A hermitudinal view of...stuff...


9.12.2005  

Fixed

I've been doing a lot of thinking lately. A lot of thinking. Yes, more than I usually do. Ok, maybe not more than I usually do, but it certainly feels like it. A lot's happened in the past month to warrant this feeling. Grandpa being sick, classes setting in, balancing work hours and school hours, church stuff, stuff at home, and...well...the overall weight of responsibility. A large portion of that responsibility, I've come to realize, is found in an increased knowledge and understanding of what the Lord says in Scripture. Over the past few years, I've seen that knowledge and understanding increase dramatically; part of the fallout of such an increase is that I have to learn how to use that knowledge and understanding wisely. If I do not, I face consequences that are dangerous, to put it lightly.

It's been hard. I look at what Scripture both mandates and promises, and I see how short I fall. 2 Corinthians 4 comes to mind...afflicted, but not crushed...perplexed, but not despairing...persecuted, but not forsaken...struck down, but not destroyed. I see my own sin, and I feel crushed. I see how blind the World is, and I feel despair. Where, then, is there hope?
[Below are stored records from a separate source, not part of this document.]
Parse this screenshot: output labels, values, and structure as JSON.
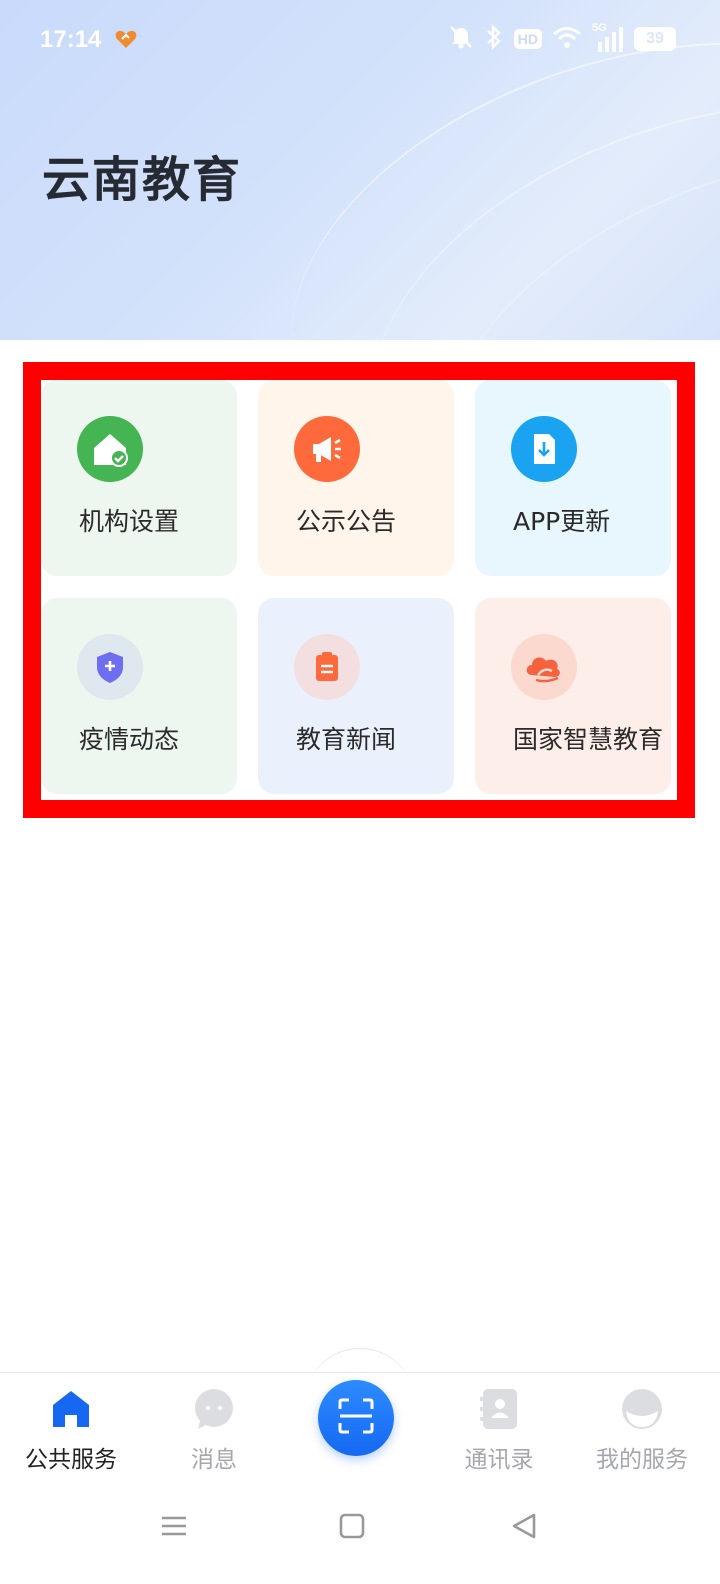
{
  "status_bar": {
    "time": "17:14",
    "hd_label": "HD",
    "network": "5G",
    "battery": "39"
  },
  "app_title": "云南教育",
  "grid": [
    {
      "label": "机构设置",
      "icon": "house-check-icon",
      "bg": "#eef7ef",
      "icon_bg": "#45b553"
    },
    {
      "label": "公示公告",
      "icon": "megaphone-icon",
      "bg": "#fff5ea",
      "icon_bg": "#ff6a3d"
    },
    {
      "label": "APP更新",
      "icon": "download-file-icon",
      "bg": "#e8f6fd",
      "icon_bg": "#1aa3f0"
    },
    {
      "label": "疫情动态",
      "icon": "shield-plus-icon",
      "bg": "#edf6ef",
      "icon_bg": "#dfe7ef"
    },
    {
      "label": "教育新闻",
      "icon": "clipboard-icon",
      "bg": "#eaf1fc",
      "icon_bg": "#f3dfe0"
    },
    {
      "label": "国家智慧教育",
      "icon": "cloud-book-icon",
      "bg": "#fdeeea",
      "icon_bg": "#fcd9cf"
    }
  ],
  "bottom_nav": {
    "items": [
      {
        "label": "公共服务",
        "icon": "home-icon"
      },
      {
        "label": "消息",
        "icon": "chat-icon"
      },
      {
        "label": "通讯录",
        "icon": "contacts-icon"
      },
      {
        "label": "我的服务",
        "icon": "profile-icon"
      }
    ],
    "center": "scan-icon"
  },
  "colors": {
    "accent": "#1668f2",
    "highlight": "#ff0000",
    "header_bg": "#d3e2fb"
  }
}
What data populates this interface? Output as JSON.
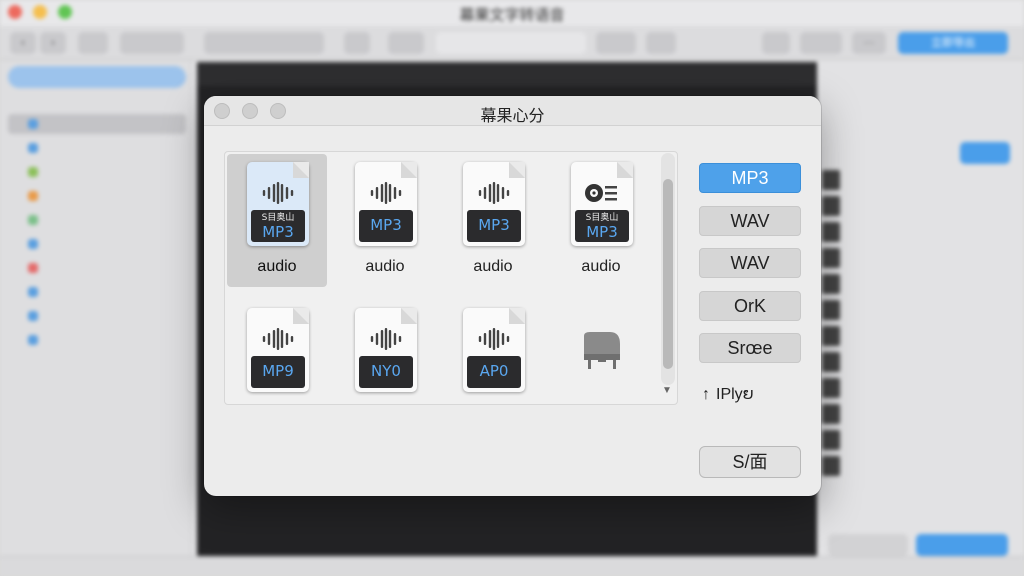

In the midst of the swarm of thoughts and emotions that surround, I keep coming back to one thought: look to Christ. It's simple, and maybe even absurdly so, yet it's the one hope I do have. Various texts of Scripture pop into my head, reminding me to do just that: fix your hope completely on the grace to be brought to you...my heart said to You, "Your face, O LORD, I shall seek"...for God, who said, "Light shall shine out of darkness," is the One who has shone in our hearts to give the Light of the knowledge of the glory of God in the face of Christ...fixing our eyes on Jesus, the author and perfecter of faith, who for the joy set before Him endured the cross, despising the shame, and has sat down at the right hand of the throne of God...but we all, with unveiled face, beholding as in a mirror the glory of the Lord, are being transformed into the same image from glory to glory, just as from the Lord, the Spirit.

These days, I often wonder at how much the Lord's taught me; it's as though I cannot escape the greatness and the grandeur of His glory, even though I sometimes want to "take a break" from it all. I know, such a notion seems silly, but it's true. On the days when the Lord is not as savory as He once seemed, or at times when His Word is not as convicting to my hardened heart as it ought to be, I wonder what's going on...what's wrong.

It's at times like these, however, when looking at Christ truly becomes more than just an academic exercise. If I may sound somewhat academic for a minute, I'm reminded of what Christ meant, in an historical redemption sense, to those Jews to whom He appeared. Those who were eagerly awaiting the Messiah were those "to whom belongs the adoption as sons, and the glory and the covenants and the giving of the Law and the temple service and the promises, whose are the fathers, and from whom is the Christ according to the flesh." The life and death of the Messiah was the centerpiece of all that they stood for, the fulcrum upon which balanced the glorious purpose of their existence. Is it any less so for me?

No, but I make it seem so. Therefore, I must constantly be reminded of this weight of glory, and remember that this weight of sin has already been borne by Christ upon the cross. But oh, it is so hard! I hate the difficulty I have in seeing and savoring Christ as I ought. I know that my sin is wretched, and I know that the World is not where I belong, but how do I gain hope amidst such turmoil and strife? By fixing my eyes upon Christ as I am being pulled onward by the sweet weight of His eternal glory.